Personally, I think the same is true for men as well as women. It seems unnecessarily limiting on the part of the individual not to apply for jobs just because they have a degree in another discipline. But Hall might also have mentioned the same is true for employers that refuse to countenance job candidates without technical degrees.

I’ve gone on about this before and I’m going to continue to argue (or labour) the point again. There’s no reason why companies shouldn’t employ candidates from other disciplines that can learn on the job.

Years ago, when there was less of a fetish for specialisations, people with arts and humanities degrees could reasonably expect to get jobs in all sorts of areas that you wouldn’t find them in today. The problem today is that employers and employees have become too restrictive and reductive.

The proliferation in degree courses in all manner of subjects, many of which were previously the preserve of apprenticeships and on-the-job training, have merely transferred the burden of training and education from the employer to the employee. An unfortunate byproduct has been that because university courses have to be generic, they don’t arm future employees with the same level of skills for a particular company that they would get if they’d already worked at the business for three years.

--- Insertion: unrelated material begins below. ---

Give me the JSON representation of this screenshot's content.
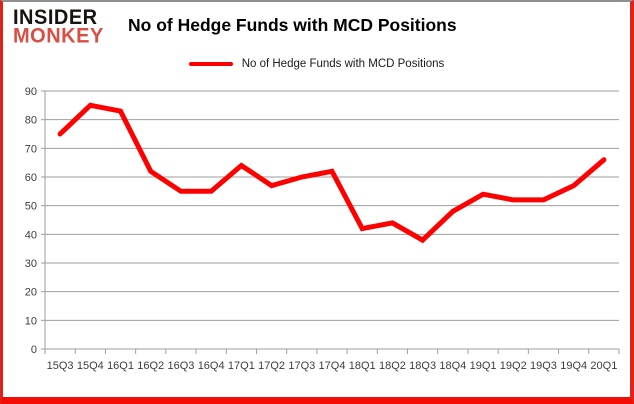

There was an interesting column in The Guardian by Aditya Chakrabortty which argued university education was an expensive experiment for many students. The new batch of students going into university were “the latest batch of guinea pigs in an experiment that has already largely failed”, he wrote . While Chakrabortty was focusing on the UK, much of what he said could apply equally to other western countries, including Ireland, which have fetishised university education.

“Britain now has a generation of expensively educated graduates – without the graduate work for them to do,” he argued. “Instead, faced with all this surplus talent, employers who previously didn’t ask for a degree now demand one. Nursing, policing, hotel management: these sectors now hire from university.”

The same is true for many industries where the expectation has become that prospective employees will have attained degrees that allow them to slot neatly into a predefined career. Unfortunately, real life has a habit of being very different from theory and the lecture theatre. It also tends to be much wider and more diverse than anything someone might cover in a three year degree course in, for instance, computer studies. Especially when the IT industry keeps reinventing itself.

You could argue that it would stand people that did go to university in better stead if they had a less restrictive degree because it would make them more open to other trends and more willing to widen their experience and skills. You could also argue that it might stand them in even better stead (and their employer as well) if they didn’t go to university at all but went straight to work and learned on the job because they would be more aware of the real-life application of technology and its uses.

Years ago, there were no such thing as a media studies degree. Some people came into journalism after completing other degrees while others went in straight from school. Training was done on the job. Today, it is becoming a more and more restrictive and narrow profession drawn mainly from the ranks of those that can afford to pay for their kids to do a three-year degree in media studies and to support them as they undertake a number of unpaid internships afterwards. Many of us watch TV news, read the papers/websites or listen to the radio, so we can ask ourselves: has the focus on recruiting people with a specialist university education made journalism any better?